Following an upgrade from 6.7 to 6.8, the activation of TLS on Transport and HTTP and the activation of security (native authentication), we started seeing circuit breaking exceptions in the elastic logs.

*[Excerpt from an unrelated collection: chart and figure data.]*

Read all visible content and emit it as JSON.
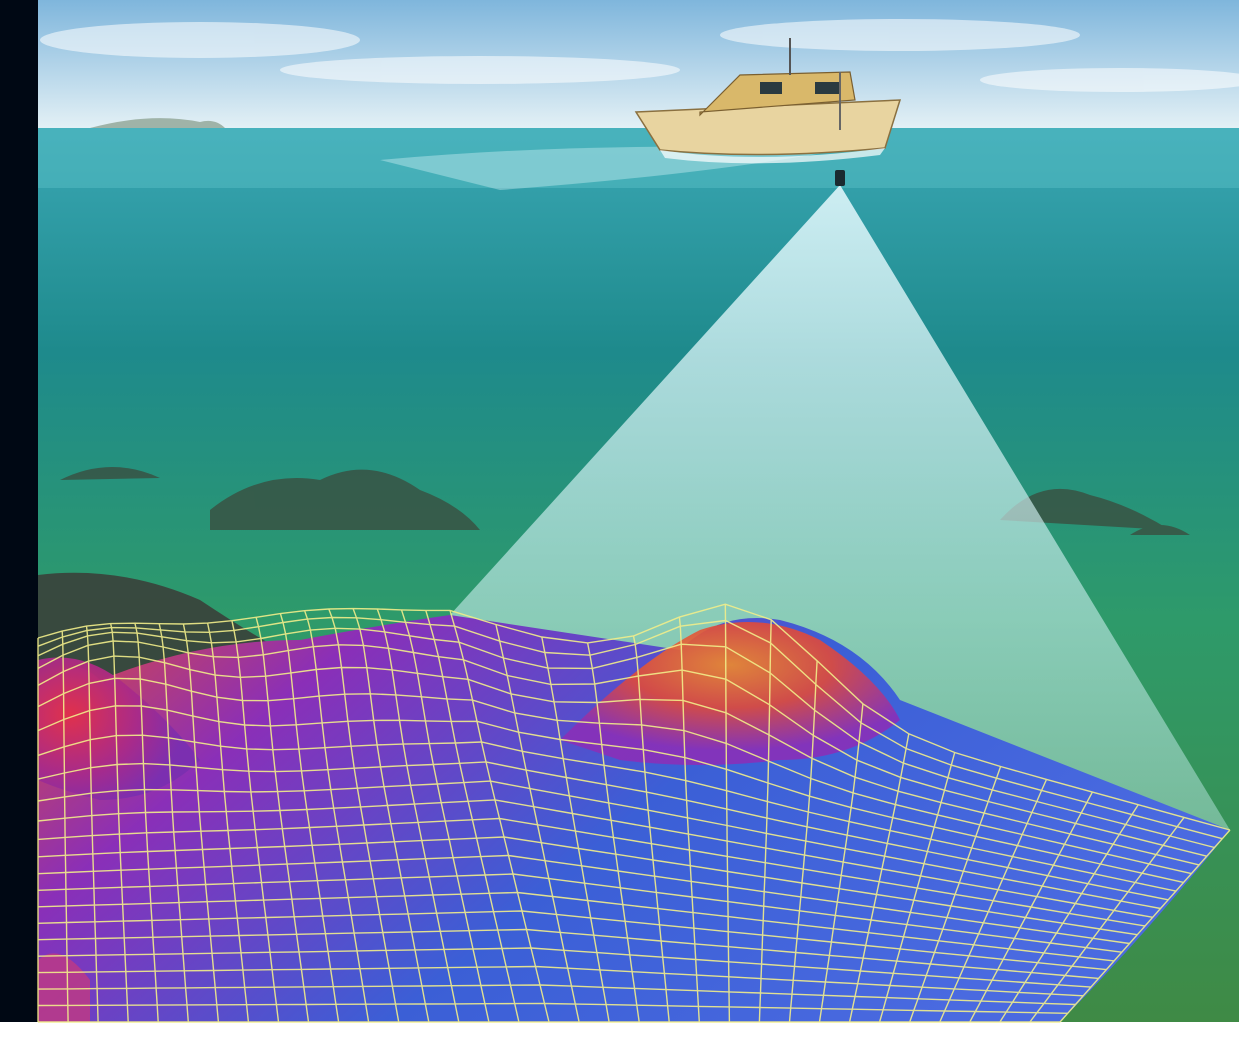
{
  "scene": {
    "colors": {
      "sky_top": "#7fb6dc",
      "sky_horizon": "#e6f2f6",
      "water_surface": "#2f9aa6",
      "water_mid": "#1e8a8c",
      "water_deep": "#2e9a6a",
      "seafloor": "#3f8a45",
      "rocks": "#3b4a3c",
      "sonar_beam": "#c8f2f0",
      "grid_low": "#3b5fd6",
      "grid_mid": "#8a2fb8",
      "grid_high": "#e04a3a",
      "grid_peak": "#f08a2a",
      "grid_lines": "#f2ee8a",
      "boat_hull": "#e8d4a0",
      "boat_cabin": "#d9b86a"
    },
    "icons": [
      "boat-icon",
      "sonar-transducer-icon"
    ]
  }
}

After some investigations I found out that the JVM Heap is mainly used by fielddata, and most of the fielddata memory is used by the "_id" field :
GET _cat/fielddata?v&fields=*&s=size -QKIH1UCRaKUmZSddRj6YQ x.x.x.x x.x.x.x NodeA type.raw 5kb JlIPM63SQ-OrLjcsr3q-yg y.y.y.y y.y.y.y NodeC type.raw 5.2kb Oj0_TCGcSWac4Zk-vhe3hA z.z.z.z z.z.z.z NodeB type.raw 6.7kb -QKIH1UCRaKUmZSddRj6YQ x.x.x.x x.x.x.x NodeA shard.state 7kb Oj0_TCGcSWac4Zk-vhe3hA z.z.z.z z.z.z.z NodeB shard.state 8.1kb JlIPM63SQ-OrLjcsr3q-yg y.y.y.y y.y.y.y NodeC shard.index 21.9kb Oj0_TCGcSWac4Zk-vhe3hA z.z.z.z z.z.z.z NodeB src_ip 41.5kb -QKIH1UCRaKUmZSddRj6YQ x.x.x.x x.x.x.x NodeA shard.index 41.7kb Oj0_TCGcSWac4Zk-vhe3hA z.z.z.z z.z.z.z NodeB shard.index 42.5kb -QKIH1UCRaKUmZSddRj6YQ x.x.x.x x.x.x.x NodeA src_ip 97.8kb JlIPM63SQ-OrLjcsr3q-yg y.y.y.y y.y.y.y NodeC src_ip 103.2kb -QKIH1UCRaKUmZSddRj6YQ x.x.x.x x.x.x.x NodeA _id 23.9gb Oj0_TCGcSWac4Zk-vhe3hA z.z.z.z z.z.z.z NodeB _id 24gb JlIPM63SQ-OrLjcsr3q-yg y.y.y.y y.y.y.y NodeC _id 24gb
Is this a normal behavior ? How can I decrease the memory used ?
The third node was added to the cluster recently to try to split the load but it doesn't change anything.
I have a lot of fields in my indexes, would decreasing the number of fields change that ?